Nope. It will not. In order to do these, it will leverage its "significant market power" (as defined in Eu competition law) in other areas. Trying to do this is a nearly automatic 10% of Google's worldwide turnover into the Greece rescue benevolent fund combined with regulatory intervention.
This is an essential difference between USA and Eu law:
1. Eu does not require a monopoly to intervene, having a sufficient market share to bend the market conditions is sufficient intervention grounds. Google has that in services, mobile OS, search and advertising - every single area mentioned in this write up.
2. Trying to leverage an area where you have a significant market power to "invade" another one is an automatic intervention.

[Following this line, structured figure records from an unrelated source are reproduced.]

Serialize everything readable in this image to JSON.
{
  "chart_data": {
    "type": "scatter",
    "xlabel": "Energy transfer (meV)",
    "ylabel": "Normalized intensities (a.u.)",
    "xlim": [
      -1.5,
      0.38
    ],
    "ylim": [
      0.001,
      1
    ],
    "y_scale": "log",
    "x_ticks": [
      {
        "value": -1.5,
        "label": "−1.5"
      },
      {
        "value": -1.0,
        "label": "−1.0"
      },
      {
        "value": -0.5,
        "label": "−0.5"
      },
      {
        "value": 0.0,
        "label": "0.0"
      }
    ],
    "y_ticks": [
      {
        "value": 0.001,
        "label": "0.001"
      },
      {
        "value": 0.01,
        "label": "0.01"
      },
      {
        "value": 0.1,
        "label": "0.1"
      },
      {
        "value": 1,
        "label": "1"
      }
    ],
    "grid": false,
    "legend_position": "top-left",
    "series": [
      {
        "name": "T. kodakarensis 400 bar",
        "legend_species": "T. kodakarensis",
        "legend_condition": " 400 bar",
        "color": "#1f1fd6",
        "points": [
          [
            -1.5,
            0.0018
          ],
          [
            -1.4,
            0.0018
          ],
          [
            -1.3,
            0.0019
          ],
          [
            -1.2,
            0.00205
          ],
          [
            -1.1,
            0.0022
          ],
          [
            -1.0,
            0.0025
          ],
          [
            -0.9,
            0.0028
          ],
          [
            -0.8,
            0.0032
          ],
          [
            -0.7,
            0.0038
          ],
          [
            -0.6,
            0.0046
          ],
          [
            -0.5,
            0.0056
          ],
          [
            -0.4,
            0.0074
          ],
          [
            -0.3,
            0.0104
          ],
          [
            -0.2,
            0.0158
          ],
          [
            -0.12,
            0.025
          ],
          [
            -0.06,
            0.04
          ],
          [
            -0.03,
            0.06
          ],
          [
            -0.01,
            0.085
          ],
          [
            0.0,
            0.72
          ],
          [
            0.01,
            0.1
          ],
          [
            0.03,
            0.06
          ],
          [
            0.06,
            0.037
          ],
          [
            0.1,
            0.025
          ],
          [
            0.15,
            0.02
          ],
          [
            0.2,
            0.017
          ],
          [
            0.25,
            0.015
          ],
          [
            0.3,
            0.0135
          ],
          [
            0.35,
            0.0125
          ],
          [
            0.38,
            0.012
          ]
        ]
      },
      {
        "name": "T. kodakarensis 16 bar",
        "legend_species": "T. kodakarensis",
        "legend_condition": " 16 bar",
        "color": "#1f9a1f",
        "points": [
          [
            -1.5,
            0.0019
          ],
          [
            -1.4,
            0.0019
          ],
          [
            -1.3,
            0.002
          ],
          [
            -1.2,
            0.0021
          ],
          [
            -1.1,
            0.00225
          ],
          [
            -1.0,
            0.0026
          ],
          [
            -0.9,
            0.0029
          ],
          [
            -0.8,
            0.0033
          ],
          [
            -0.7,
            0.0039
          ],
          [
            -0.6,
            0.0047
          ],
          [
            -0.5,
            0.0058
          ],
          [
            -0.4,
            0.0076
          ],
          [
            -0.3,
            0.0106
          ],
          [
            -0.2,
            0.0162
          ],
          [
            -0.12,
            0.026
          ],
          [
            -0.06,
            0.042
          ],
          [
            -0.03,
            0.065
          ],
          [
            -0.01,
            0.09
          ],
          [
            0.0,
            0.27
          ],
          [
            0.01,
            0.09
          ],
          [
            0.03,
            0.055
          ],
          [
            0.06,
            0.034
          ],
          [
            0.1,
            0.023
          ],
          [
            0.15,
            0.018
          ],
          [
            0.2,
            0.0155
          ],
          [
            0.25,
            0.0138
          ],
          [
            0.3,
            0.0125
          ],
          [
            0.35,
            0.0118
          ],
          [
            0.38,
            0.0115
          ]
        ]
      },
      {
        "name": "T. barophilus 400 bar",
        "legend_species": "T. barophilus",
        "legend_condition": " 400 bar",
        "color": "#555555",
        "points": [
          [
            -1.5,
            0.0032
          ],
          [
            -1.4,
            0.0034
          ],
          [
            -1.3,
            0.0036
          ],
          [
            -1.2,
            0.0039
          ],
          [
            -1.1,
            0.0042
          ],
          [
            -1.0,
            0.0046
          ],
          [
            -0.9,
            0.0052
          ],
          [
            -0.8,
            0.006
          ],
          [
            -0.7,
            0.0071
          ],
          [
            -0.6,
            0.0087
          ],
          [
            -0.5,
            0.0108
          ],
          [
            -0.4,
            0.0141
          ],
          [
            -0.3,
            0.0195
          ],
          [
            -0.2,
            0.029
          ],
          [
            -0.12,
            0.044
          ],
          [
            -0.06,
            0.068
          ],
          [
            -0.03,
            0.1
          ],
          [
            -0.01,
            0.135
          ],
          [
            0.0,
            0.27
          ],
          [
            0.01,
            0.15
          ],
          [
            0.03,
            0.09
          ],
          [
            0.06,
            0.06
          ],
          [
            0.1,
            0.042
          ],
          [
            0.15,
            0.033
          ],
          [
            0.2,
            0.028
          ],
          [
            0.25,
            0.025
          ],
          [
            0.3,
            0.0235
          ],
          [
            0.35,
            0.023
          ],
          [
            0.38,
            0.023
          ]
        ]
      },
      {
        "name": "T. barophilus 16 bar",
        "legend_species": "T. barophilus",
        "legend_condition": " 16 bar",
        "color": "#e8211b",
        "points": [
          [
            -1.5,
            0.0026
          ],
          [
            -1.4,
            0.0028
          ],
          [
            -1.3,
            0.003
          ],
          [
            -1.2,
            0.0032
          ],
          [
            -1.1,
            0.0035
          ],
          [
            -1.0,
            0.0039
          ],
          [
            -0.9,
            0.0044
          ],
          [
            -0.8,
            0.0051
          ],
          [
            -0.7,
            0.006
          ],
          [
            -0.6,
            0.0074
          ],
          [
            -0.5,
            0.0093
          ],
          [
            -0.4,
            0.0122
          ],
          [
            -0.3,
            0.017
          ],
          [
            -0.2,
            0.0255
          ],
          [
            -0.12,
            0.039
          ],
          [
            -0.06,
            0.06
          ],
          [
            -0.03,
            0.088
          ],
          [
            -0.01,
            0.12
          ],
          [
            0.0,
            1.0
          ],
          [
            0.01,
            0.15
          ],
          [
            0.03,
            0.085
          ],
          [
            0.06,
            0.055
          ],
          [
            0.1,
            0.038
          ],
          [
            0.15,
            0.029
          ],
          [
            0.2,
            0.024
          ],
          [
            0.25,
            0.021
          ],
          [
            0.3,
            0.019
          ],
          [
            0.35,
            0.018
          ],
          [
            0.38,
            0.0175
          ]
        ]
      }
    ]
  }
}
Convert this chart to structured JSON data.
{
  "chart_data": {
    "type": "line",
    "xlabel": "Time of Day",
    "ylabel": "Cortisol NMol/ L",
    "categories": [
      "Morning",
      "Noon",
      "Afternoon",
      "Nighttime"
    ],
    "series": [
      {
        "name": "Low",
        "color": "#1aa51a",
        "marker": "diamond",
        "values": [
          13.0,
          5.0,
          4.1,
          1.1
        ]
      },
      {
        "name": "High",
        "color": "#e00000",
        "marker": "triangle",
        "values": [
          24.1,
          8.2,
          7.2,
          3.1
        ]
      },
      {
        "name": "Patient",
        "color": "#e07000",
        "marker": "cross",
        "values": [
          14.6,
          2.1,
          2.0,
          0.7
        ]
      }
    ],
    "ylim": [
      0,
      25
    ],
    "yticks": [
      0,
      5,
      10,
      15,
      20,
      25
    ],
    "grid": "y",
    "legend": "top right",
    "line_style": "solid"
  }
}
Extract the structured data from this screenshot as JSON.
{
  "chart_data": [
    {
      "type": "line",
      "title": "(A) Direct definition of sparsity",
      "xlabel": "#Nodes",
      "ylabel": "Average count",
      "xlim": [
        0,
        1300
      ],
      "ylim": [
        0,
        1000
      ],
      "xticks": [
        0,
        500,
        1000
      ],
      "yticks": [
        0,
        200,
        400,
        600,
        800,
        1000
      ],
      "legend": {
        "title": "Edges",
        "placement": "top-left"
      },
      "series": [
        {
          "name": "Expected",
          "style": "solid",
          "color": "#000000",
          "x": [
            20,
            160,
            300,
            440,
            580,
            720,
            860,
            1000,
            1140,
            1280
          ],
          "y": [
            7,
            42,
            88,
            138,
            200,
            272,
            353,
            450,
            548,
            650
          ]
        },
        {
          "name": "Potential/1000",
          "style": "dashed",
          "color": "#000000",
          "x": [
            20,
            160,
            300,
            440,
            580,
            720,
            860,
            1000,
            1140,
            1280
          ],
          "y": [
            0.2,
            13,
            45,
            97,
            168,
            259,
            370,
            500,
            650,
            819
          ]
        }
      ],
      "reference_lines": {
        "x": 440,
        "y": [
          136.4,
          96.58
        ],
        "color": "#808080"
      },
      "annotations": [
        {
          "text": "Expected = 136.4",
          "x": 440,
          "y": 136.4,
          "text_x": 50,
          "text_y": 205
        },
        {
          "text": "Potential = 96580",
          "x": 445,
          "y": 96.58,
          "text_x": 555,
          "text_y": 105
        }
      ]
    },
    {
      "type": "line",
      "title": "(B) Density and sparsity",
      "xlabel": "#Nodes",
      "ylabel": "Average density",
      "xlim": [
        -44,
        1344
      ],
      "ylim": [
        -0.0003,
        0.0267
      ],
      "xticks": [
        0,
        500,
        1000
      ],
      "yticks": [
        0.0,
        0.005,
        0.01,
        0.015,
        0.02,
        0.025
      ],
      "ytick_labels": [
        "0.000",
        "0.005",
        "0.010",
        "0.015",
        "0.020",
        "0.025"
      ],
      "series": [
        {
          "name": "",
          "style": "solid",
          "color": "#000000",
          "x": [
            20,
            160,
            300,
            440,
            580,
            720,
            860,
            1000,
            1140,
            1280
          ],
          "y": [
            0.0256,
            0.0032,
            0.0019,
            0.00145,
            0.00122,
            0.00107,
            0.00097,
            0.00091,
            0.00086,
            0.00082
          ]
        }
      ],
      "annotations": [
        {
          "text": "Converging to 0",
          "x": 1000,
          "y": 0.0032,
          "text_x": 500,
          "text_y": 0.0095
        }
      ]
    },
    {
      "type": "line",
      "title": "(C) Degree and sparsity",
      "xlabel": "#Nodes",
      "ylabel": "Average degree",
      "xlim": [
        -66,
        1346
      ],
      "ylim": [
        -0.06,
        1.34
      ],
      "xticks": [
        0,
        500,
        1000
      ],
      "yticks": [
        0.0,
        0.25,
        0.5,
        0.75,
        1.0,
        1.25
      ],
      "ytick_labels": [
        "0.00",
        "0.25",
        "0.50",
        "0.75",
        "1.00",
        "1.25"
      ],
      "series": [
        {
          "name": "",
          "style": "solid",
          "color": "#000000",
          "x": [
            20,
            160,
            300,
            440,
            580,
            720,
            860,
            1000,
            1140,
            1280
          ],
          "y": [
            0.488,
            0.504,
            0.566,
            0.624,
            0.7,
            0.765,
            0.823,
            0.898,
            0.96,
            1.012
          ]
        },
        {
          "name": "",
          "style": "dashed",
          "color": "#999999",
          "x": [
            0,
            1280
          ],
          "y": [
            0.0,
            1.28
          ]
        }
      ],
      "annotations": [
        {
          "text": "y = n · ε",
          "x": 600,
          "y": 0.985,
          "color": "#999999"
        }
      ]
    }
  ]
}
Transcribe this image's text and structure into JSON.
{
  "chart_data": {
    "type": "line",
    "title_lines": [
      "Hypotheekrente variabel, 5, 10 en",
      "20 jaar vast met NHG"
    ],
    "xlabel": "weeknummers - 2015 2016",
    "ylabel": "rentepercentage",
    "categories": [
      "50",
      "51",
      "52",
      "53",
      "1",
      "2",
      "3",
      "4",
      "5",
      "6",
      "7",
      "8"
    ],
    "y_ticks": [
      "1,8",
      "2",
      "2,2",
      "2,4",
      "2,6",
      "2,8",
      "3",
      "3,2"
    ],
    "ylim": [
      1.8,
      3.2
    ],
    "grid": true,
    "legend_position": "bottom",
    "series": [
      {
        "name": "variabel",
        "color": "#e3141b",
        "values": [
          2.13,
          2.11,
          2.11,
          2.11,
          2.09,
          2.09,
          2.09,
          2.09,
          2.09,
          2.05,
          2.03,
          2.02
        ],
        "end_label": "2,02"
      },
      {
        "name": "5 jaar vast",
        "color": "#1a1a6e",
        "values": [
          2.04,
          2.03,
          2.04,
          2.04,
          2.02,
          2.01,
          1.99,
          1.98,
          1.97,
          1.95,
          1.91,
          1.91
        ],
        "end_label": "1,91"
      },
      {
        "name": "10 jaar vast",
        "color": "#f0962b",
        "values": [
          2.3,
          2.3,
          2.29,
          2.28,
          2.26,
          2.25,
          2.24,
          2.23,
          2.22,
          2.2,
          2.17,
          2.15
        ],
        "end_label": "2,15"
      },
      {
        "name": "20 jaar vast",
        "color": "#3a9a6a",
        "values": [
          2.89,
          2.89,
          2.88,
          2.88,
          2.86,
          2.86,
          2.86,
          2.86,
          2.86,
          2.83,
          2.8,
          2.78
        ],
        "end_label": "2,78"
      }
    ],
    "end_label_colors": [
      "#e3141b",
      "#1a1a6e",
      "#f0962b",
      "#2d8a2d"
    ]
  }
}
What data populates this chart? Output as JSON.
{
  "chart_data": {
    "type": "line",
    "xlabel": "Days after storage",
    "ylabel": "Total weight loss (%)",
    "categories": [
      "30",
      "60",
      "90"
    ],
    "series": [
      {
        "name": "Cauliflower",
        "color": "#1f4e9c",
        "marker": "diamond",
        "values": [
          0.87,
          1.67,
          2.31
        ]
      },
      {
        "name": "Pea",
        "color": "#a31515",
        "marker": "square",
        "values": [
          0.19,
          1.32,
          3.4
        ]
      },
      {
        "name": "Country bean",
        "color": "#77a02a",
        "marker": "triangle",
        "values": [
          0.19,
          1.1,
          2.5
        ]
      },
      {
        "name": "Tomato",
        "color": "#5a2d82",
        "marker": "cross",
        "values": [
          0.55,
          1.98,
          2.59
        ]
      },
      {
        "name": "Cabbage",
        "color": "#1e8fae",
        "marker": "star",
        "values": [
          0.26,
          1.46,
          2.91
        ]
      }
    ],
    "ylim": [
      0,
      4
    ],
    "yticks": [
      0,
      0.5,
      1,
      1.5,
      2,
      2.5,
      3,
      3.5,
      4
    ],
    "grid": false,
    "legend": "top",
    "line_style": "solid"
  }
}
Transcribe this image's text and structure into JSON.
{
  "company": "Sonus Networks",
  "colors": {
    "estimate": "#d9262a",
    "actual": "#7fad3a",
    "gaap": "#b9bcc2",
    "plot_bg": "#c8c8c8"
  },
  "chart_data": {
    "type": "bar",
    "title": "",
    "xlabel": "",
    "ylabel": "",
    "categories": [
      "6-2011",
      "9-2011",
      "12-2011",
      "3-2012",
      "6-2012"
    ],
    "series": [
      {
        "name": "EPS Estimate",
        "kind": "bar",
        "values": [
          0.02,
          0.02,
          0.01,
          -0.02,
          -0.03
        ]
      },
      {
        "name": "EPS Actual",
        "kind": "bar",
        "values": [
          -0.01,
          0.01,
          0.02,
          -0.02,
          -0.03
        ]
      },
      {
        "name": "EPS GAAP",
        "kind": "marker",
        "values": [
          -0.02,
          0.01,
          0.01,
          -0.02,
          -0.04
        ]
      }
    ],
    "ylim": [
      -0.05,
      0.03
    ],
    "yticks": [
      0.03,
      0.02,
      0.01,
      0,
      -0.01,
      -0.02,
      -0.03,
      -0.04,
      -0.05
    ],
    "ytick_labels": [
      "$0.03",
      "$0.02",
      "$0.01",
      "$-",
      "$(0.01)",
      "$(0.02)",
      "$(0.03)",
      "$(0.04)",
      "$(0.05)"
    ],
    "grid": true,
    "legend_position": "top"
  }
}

It may not happen today, it may not happen tomorrow, but it is guaranteed to happen and may be backdated by more than a decade for fine purposes if need be.
So yeah, sure, Google can try to strong arm its way into _ANY_ area it likes using existing assets. It is guaranteed to get whacked. Even the astronomical amount of money it has used to sponsor TTIP and friends will not help it here, because it is an _EXISTING_ legislation - so TTIP arbitrage rules do not apply.
It is one of the interesting aspects of Eu market - a player which has reached the "significant market power" criteria in one market is actually disadvantaged in entering new markets or expanding in markets where it is not in a pole position as it cannot leverage most of its existing assets. Compared to that a minor player can cross-bundle and leverage as much as they like - until they reach the "power" criteria in one of them.